At the Friday meeting staff indicated they will be bringing options forward on the issue of who operates the LRT system. That issue will have to be resolved before the city can ink an LRT operating and maintenance agreement with Metrolinx, and depending on the cost to Hamilton for that item, council could be faced with another tough decision.


  • Thankfully, Denningers has a location on the Hamilton Mountain. It’s going to be hard for all those King Street business owners over the next five to seven years.

  • Waste of money except for updating aging infrastructure. This city knows nothing about planning communities. Where is the affordable housing? I can hardly wait until we rip it all out. Mac is building student housing close to Mac as is Columbia.
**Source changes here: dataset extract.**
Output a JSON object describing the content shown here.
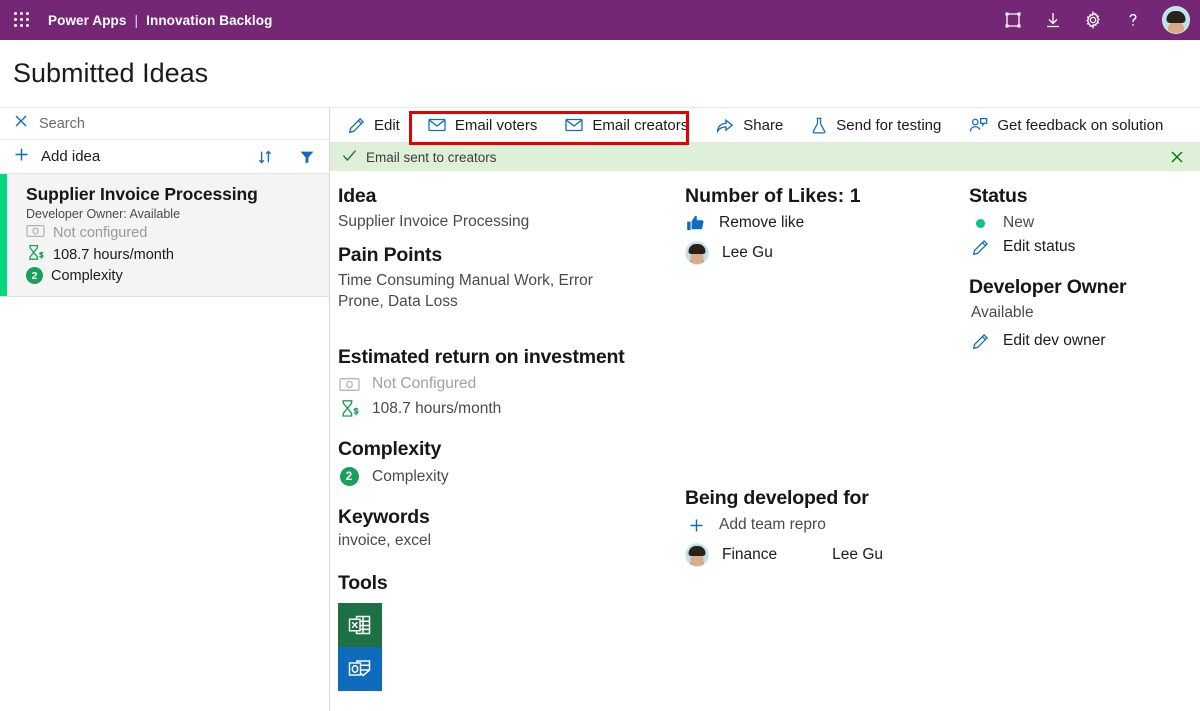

Are we getting an influx of employers because that’s who needs transit most. Has anyone noticed the growth is south on an escarpment? I hate this whole project. The lure of increased property values is the reason we have that piece of garbage Jackson square instead of what the citizens voted for.

  • I am fairly new in Hamilton. Is this the permanent train being carved through the city that only a small percentage of a certain group want?
    Are there surveys of transit users ahowing they want this train?
    Is this the train that does not go anywhere near the downtown GO station?
    The one that makes commuters disembark and walk blocks to a connection at six am? Or be forced to wait for a bus to take them to the train?
    Is there an estimate for how much this train project will cost property tax payers over time?
    Is there an estimate on how much it’s already cost, over the past 15 years, and exactly where that money went?
    Is there accounting for problems resulting in expenditures like the inquiry into the Red Hill Parkway, which I read has cost property tax payers thirty million dollars so far?
    Just trying to make some sense of this thing the pols, progressives and consultants seem to want so badly.

    • The planned transit connection is not bad at all. It would connect to regional and local transit systems. Public LRT instructure almost always outweights the costs of not building one – especially in decades of growth.